Now an adult, she says police, prosecutors and the church failed her

In 2017 Tanyqua Oliver attended a church service at House of Prayer in Nicholasville, KY. To her surprise, she said, Darnell Nutter was there.

When Tanyqua was 14, in 2006, the Department for Community Based Services (DCBS) and Lexington Police investigated Darnell Nutter for raping her over several years, from the age of 9 until she was most 13 years old. 

Tanyqua says that Darnell was not a church visitor like her that day, he started helping out and made the alter call, inviting people to accept Jesus and join the church. During the service Tanyqua could not think of anything except the children, she recalled. Children were at the church, many without parents.

Painfully, she confronted the church’s pastor Tammel Thomas, who is her own mother and who was married to Darnell during the years he raped her in their home.

When asked why Darnell was at the church, around children, after her mother participated and pushed for the 2006 rape investigation, Tanyqua said her mother offered the growing church as an excuse and said, “because I need help”.

Alarmed, Tanyqua contacted the Lexington Police Department. “I spoke to an officer and told them that I remember a social worker came to talk to me many years ago and nothing really happened. I reported that Darnell was preaching and was around children and I wanted to know if he was given any sort of restriction” she said.

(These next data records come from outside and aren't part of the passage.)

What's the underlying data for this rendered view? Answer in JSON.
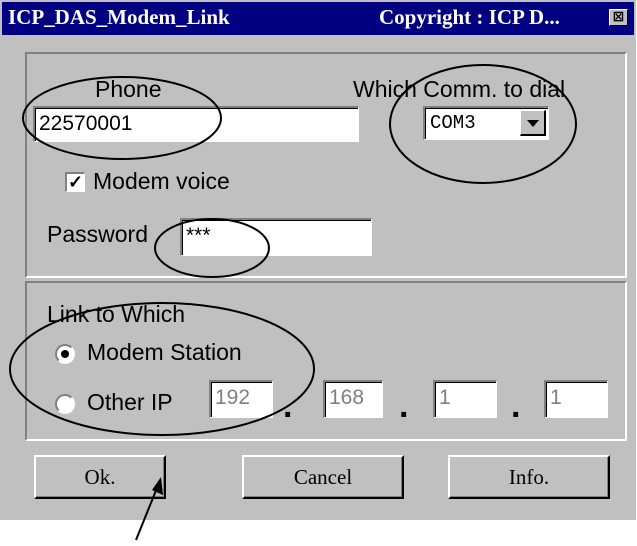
{
  "window": {
    "title": "ICP_DAS_Modem_Link",
    "copyright": "Copyright : ICP D...",
    "close_glyph": "⊠"
  },
  "dial_group": {
    "phone_label": "Phone",
    "phone_value": "22570001",
    "comm_label": "Which Comm. to dial",
    "comm_value": "COM3",
    "modem_voice_label": "Modem voice",
    "modem_voice_checked": true,
    "check_glyph": "✓",
    "password_label": "Password",
    "password_value": "***"
  },
  "link_group": {
    "label": "Link to Which",
    "option_modem_station": "Modem Station",
    "option_other_ip": "Other IP",
    "selected": "modem_station",
    "ip": [
      "192",
      "168",
      "1",
      "1"
    ],
    "ip_separator": "."
  },
  "buttons": {
    "ok": "Ok.",
    "cancel": "Cancel",
    "info": "Info."
  }
}
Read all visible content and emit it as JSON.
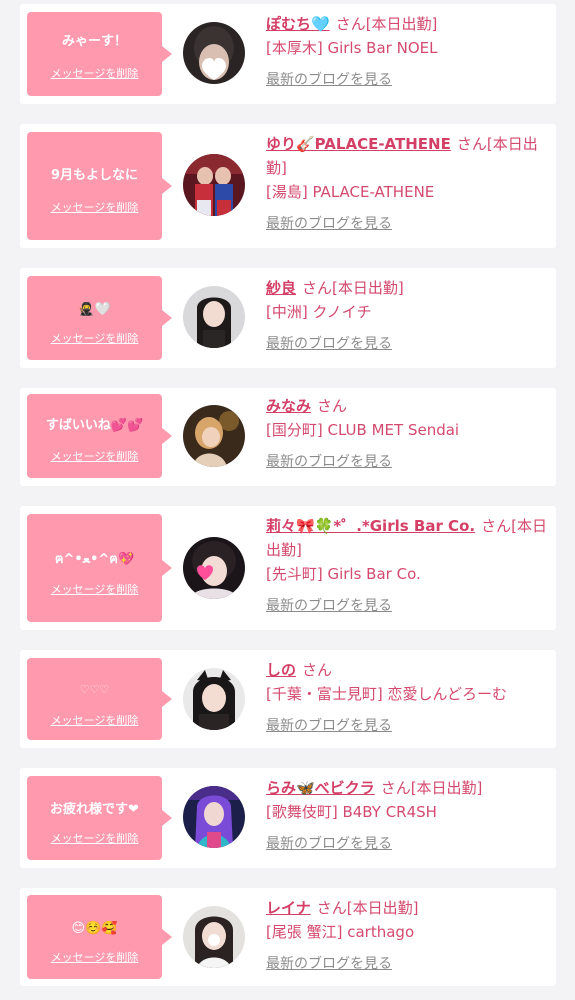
{
  "delete_label": "メッセージを削除",
  "blog_label": "最新のブログを見る",
  "san": "さん",
  "cards": [
    {
      "message": "みゃーす！",
      "name": "ぽむち🩵",
      "status": "[本日出勤]",
      "shop": "[本厚木] Girls Bar NOEL"
    },
    {
      "message": "9月もよしなに",
      "name": "ゆり🎸PALACE-ATHENE",
      "status": "[本日出勤]",
      "shop": "[湯島] PALACE-ATHENE"
    },
    {
      "message": "🥷🤍",
      "name": "紗良",
      "status": "[本日出勤]",
      "shop": "[中洲] クノイチ"
    },
    {
      "message": "すばいいね💕💕",
      "name": "みなみ",
      "status": "",
      "shop": "[国分町] CLUB MET Sendai"
    },
    {
      "message": "ฅ^•ﻌ•^ฅ💖",
      "name": "莉々🎀🍀*゜.*Girls Bar Co.",
      "status": "[本日出勤]",
      "shop": "[先斗町] Girls Bar Co."
    },
    {
      "message": "♡♡♡",
      "name": "しの",
      "status": "",
      "shop": "[千葉・富士見町] 恋愛しんどろーむ"
    },
    {
      "message": "お疲れ様です❤",
      "name": "らみ🦋べビクラ",
      "status": "[本日出勤]",
      "shop": "[歌舞伎町] B4BY CR4SH"
    },
    {
      "message": "😊☺️🥰",
      "name": "レイナ",
      "status": "[本日出勤]",
      "shop": "[尾張 蟹江] carthago"
    }
  ],
  "colors": {
    "bubble": "#ff99ae",
    "name": "#d43f66",
    "text": "#d44a6e",
    "blog_link": "#8c8c8c",
    "background": "#f3f3f5"
  }
}
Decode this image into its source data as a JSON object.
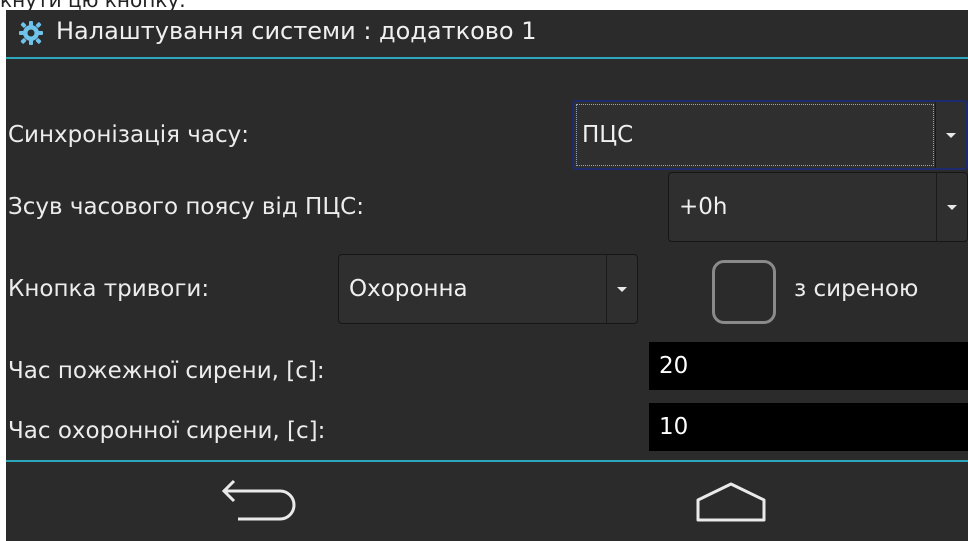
{
  "top_caption": "кнути цю кнопку.",
  "window": {
    "title": "Налаштування системи : додатково 1"
  },
  "form": {
    "time_sync": {
      "label": "Синхронізація часу:",
      "value": "ПЦС"
    },
    "tz_offset": {
      "label": "Зсув часового поясу від ПЦС:",
      "value": "+0h"
    },
    "alarm_button": {
      "label": "Кнопка тривоги:",
      "value": "Охоронна",
      "siren_checkbox_label": "з сиреною",
      "siren_checked": false
    },
    "fire_siren_time": {
      "label": "Час пожежної сирени, [с]:",
      "value": "20"
    },
    "security_siren_time": {
      "label": "Час охоронної сирени, [с]:",
      "value": "10"
    }
  },
  "colors": {
    "accent": "#2ca6bd",
    "background": "#2b2b2b",
    "field_bg": "#000000"
  },
  "icons": {
    "title": "gear-icon",
    "back": "back-arrow-icon",
    "home": "home-icon"
  }
}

Her case, as all rape cases are, was still on record and Tanyqua was assigned a new detective who found out what happened in 2006. Her case had been archived, “pending vaginal exam’’. Tanyqua didn’t recall having an exam as part of the investigation but searched for one just in case. When she called the Children’s Advocacy Center, which operates an on-site medical clinic to evaluate children who have reported inappropriate physical contact, she was told that she had never been a client and there was not any record of a referral for her to have an exam.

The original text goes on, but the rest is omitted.